Blier harvested a trophy 12-point buck and made another lifetime memory while hunting yet again with Doc Marascalco! It quenched his desire a bit, but furthered his resolve to continue his new-found passion for hunting. While Blier harvested an untold number of deer over the last 15 years, he became more selective and many times passed on does and smaller bucks while waiting on another trophy.
Though many people would have been satisfied with hunting deer and turkey Blier had other ideas and decided to try to harvest a bear. The avid hunter almost got more than he bargained for while hunting with Dale Cogburn in the Ozark Mountains of Arkansas. As most people are aware, deer, turkey and most game animals flee at the sight or smell of a hunter and from the sound of gunfire. Bears on the other hand are just as likely to charge as they are to flee and that could be a problem for a man confined to a wheelchair.
You can’t be halfway in on a bear hunt, you’ve got to be total committed or you might meet your maker before your time. After a couple of tense charges by a hungry, irritated bear, Blier made a well placed shot and narrowly averted disaster.
In traditional Blier fashion the sumptuous meat went home with the victorious hunter and a bearskin rug adorned his den and trophy room. Blier was obviously thrilled with the outcome of the hunt and thankful for the blessing of his hosts and guides. "Mike, I'm a pretty good shot now, and I feel confident that I can make any shot," related Blier.

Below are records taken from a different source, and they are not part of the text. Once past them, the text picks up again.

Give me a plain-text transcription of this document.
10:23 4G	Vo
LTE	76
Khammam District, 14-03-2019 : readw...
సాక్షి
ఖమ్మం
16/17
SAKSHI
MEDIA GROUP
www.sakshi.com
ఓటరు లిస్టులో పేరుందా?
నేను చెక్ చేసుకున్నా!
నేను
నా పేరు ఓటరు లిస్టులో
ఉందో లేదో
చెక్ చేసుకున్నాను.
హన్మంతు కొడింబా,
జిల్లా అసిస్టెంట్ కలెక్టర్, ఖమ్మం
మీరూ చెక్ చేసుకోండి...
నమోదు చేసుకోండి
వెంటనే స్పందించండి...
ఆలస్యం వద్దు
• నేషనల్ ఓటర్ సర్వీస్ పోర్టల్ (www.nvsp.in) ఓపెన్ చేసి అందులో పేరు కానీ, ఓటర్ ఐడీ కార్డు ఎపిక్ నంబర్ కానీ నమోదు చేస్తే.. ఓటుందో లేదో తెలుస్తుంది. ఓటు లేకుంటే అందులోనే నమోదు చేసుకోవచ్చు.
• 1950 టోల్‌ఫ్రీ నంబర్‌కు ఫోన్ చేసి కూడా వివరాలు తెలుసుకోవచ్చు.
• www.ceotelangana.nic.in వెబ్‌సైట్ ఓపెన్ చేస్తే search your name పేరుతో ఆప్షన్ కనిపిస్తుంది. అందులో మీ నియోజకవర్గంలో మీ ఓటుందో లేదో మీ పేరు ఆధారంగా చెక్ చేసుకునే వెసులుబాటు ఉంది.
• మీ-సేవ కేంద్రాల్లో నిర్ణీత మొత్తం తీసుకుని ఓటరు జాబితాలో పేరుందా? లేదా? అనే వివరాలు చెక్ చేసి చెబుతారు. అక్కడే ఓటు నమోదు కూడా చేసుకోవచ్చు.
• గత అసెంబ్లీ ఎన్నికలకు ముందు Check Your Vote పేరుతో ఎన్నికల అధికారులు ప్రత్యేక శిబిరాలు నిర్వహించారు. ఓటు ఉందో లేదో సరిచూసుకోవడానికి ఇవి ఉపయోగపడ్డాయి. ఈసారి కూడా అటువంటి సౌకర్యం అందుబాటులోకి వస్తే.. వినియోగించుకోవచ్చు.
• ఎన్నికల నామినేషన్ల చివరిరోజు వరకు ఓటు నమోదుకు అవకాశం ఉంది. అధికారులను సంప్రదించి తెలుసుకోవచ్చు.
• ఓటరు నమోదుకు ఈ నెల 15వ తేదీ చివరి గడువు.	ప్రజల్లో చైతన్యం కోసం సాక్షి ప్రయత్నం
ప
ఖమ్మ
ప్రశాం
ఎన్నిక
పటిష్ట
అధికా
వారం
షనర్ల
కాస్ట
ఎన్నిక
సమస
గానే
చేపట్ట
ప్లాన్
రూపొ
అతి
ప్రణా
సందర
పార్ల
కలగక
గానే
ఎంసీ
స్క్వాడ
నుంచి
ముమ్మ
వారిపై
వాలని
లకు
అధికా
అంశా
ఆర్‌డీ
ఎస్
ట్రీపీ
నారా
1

“I don’t feel handicapped when I’m out there by myself with only my friends and nature surrounding me!” Blier said with relish. Blier’s successful quest for the most dangerous game was something few able bodied hunters ever accomplish.
The Rock’s successful hunting career and second act recently came to an end with his untimely passing, but his legacy of living life to the fullest lives on and serves as a reminder to all of what can be accomplished, with a little help from your friends. Thanks for the memories Rocky, we’ll never forget.